CLIP (Contrastive Language-Image Pretraining), Predict the most relevant text snippet given an image
MIT License
25.4k stars 3.26k forks source link

Improve the Speed in Batch Processing #352

Open ahmadmustafaanis opened 1 year ago

ahmadmustafaanis commented 1 year ago

How can I improve the Speed of my CLIP model in Batch Processing. Minimum Code:

tokenized_text = clip.tokenize(classes_descriptions).to(clip_device)

pre_processed_imgs =  [preprocess(Image.fromarray(cv2.cvtColor(im, cv2.COLOR_BGR2RGB))) for im in batch]

logits_per_image, logits_per_text = model(
        torch.stack(pre_processed_imgs).to(device), tokenized_text
    )
probs = logits_per_image.softmax(dim=-1).detach().cpu().numpy()

classes = [classes_descriptions[np.argmax(prob)] if prob.max() > 0.1 else None for prob in probs]

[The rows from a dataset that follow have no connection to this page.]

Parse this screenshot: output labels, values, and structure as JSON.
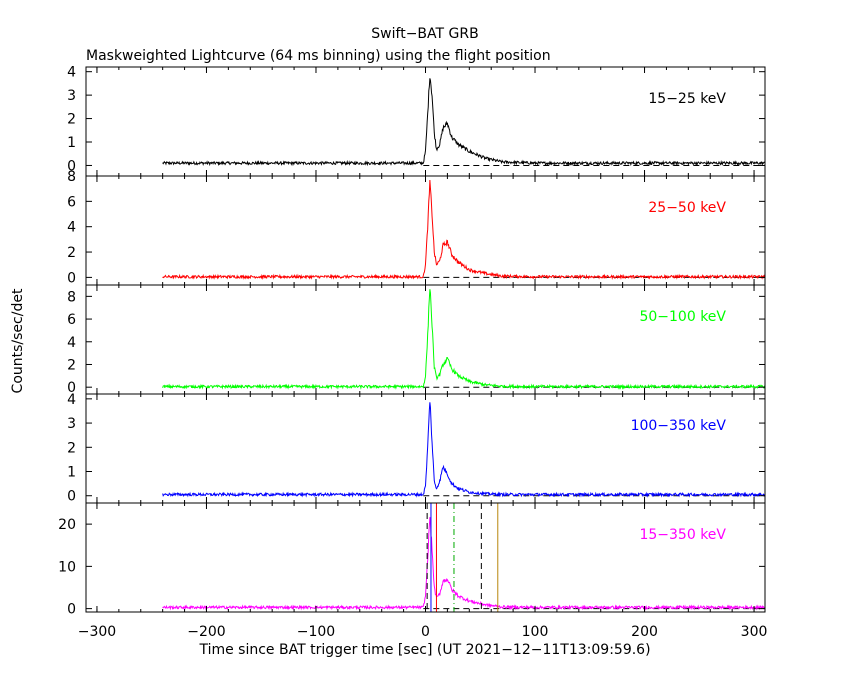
{
  "chart_data": {
    "type": "line",
    "title": "Swift−BAT GRB",
    "subtitle": "Maskweighted Lightcurve (64 ms binning) using the flight position",
    "xlabel": "Time since BAT trigger time [sec] (UT 2021−12−11T13:09:59.6)",
    "ylabel": "Counts/sec/det",
    "xlim": [
      -310,
      310
    ],
    "x_ticks": [
      -300,
      -200,
      -100,
      0,
      100,
      200,
      300
    ],
    "x_tick_labels": [
      "−300",
      "−200",
      "−100",
      "0",
      "100",
      "200",
      "300"
    ],
    "data_start": -240,
    "grid": false,
    "panels": [
      {
        "band": "15−25 keV",
        "color": "#000000",
        "ylim": [
          -0.45,
          4.2
        ],
        "y_ticks": [
          0,
          1,
          2,
          3,
          4
        ],
        "x": [
          -240,
          -100,
          -2,
          0,
          2,
          4,
          6,
          8,
          10,
          13,
          16,
          20,
          24,
          30,
          40,
          55,
          70,
          100,
          200,
          310
        ],
        "y": [
          0.1,
          0.1,
          0.1,
          0.6,
          2.2,
          3.9,
          3.0,
          1.4,
          0.7,
          0.9,
          1.6,
          1.8,
          1.2,
          0.9,
          0.6,
          0.3,
          0.15,
          0.1,
          0.1,
          0.1
        ]
      },
      {
        "band": "25−50 keV",
        "color": "#ff0000",
        "ylim": [
          -0.6,
          8.0
        ],
        "y_ticks": [
          0,
          2,
          4,
          6,
          8
        ],
        "x": [
          -240,
          -100,
          -2,
          0,
          2,
          4,
          6,
          8,
          10,
          13,
          16,
          20,
          24,
          30,
          40,
          55,
          70,
          100,
          200,
          310
        ],
        "y": [
          0.05,
          0.05,
          0.05,
          1.0,
          4.0,
          7.5,
          5.0,
          2.0,
          1.0,
          1.3,
          2.5,
          2.8,
          1.8,
          1.2,
          0.6,
          0.3,
          0.1,
          0.05,
          0.05,
          0.05
        ]
      },
      {
        "band": "50−100 keV",
        "color": "#00ff00",
        "ylim": [
          -0.6,
          9.0
        ],
        "y_ticks": [
          0,
          2,
          4,
          6,
          8
        ],
        "x": [
          -240,
          -100,
          -2,
          0,
          2,
          4,
          6,
          8,
          10,
          13,
          16,
          20,
          24,
          30,
          40,
          55,
          70,
          100,
          200,
          310
        ],
        "y": [
          0.05,
          0.05,
          0.05,
          1.0,
          4.5,
          9.0,
          5.5,
          1.8,
          0.8,
          1.1,
          2.0,
          2.5,
          1.6,
          1.0,
          0.5,
          0.2,
          0.08,
          0.05,
          0.05,
          0.05
        ]
      },
      {
        "band": "100−350 keV",
        "color": "#0000ff",
        "ylim": [
          -0.3,
          4.2
        ],
        "y_ticks": [
          0,
          1,
          2,
          3,
          4
        ],
        "x": [
          -240,
          -100,
          -2,
          0,
          2,
          4,
          6,
          8,
          10,
          13,
          16,
          20,
          24,
          30,
          40,
          55,
          70,
          100,
          200,
          310
        ],
        "y": [
          0.05,
          0.05,
          0.05,
          0.4,
          2.0,
          4.0,
          2.2,
          0.6,
          0.3,
          0.6,
          1.2,
          0.9,
          0.5,
          0.3,
          0.15,
          0.08,
          0.05,
          0.05,
          0.05,
          0.05
        ]
      },
      {
        "band": "15−350 keV",
        "color": "#ff00ff",
        "ylim": [
          -0.8,
          25.0
        ],
        "y_ticks": [
          0,
          10,
          20
        ],
        "x": [
          -240,
          -100,
          -2,
          0,
          2,
          4,
          6,
          8,
          10,
          13,
          16,
          20,
          24,
          30,
          40,
          55,
          70,
          100,
          200,
          310
        ],
        "y": [
          0.3,
          0.3,
          0.3,
          3.0,
          12.0,
          22.0,
          14.0,
          5.0,
          2.5,
          3.5,
          6.5,
          7.0,
          4.5,
          3.0,
          1.8,
          0.9,
          0.4,
          0.3,
          0.3,
          0.3
        ],
        "markers": [
          {
            "x": 1.5,
            "color": "#000000",
            "style": "dash"
          },
          {
            "x": 5,
            "color": "#0000ff",
            "style": "solid"
          },
          {
            "x": 10,
            "color": "#ff0000",
            "style": "solid"
          },
          {
            "x": 26,
            "color": "#00aa00",
            "style": "dashdot"
          },
          {
            "x": 51,
            "color": "#000000",
            "style": "dash"
          },
          {
            "x": 66,
            "color": "#b8860b",
            "style": "solid"
          }
        ]
      }
    ]
  }
}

When the batch size is big, even for small images (100x100) it takes a lot of time i.e a 0.4, 0.5 seconds. I want to process it faster. What are some of the techniques/tricks I can use.

adtygan commented 1 year ago

Line 2: pre_processed_imgs = [preprocess(Image.fromarray(cv2.cvtColor(im, cv2.COLOR_BGR2RGB))) for im in batch] Line 5: classes = [classes_descriptions[np.argmax(prob)] if prob.max() > 0.1 else None for prob in probs]

These 2 lines are using list comprehensions. Could you try using vectorization and see if performance improves?

ahmadmustafaanis commented 1 year ago

preprocess works using PIL and hence works on a single image not a batc.

mohdomama commented 9 months ago

Any solution for this yet?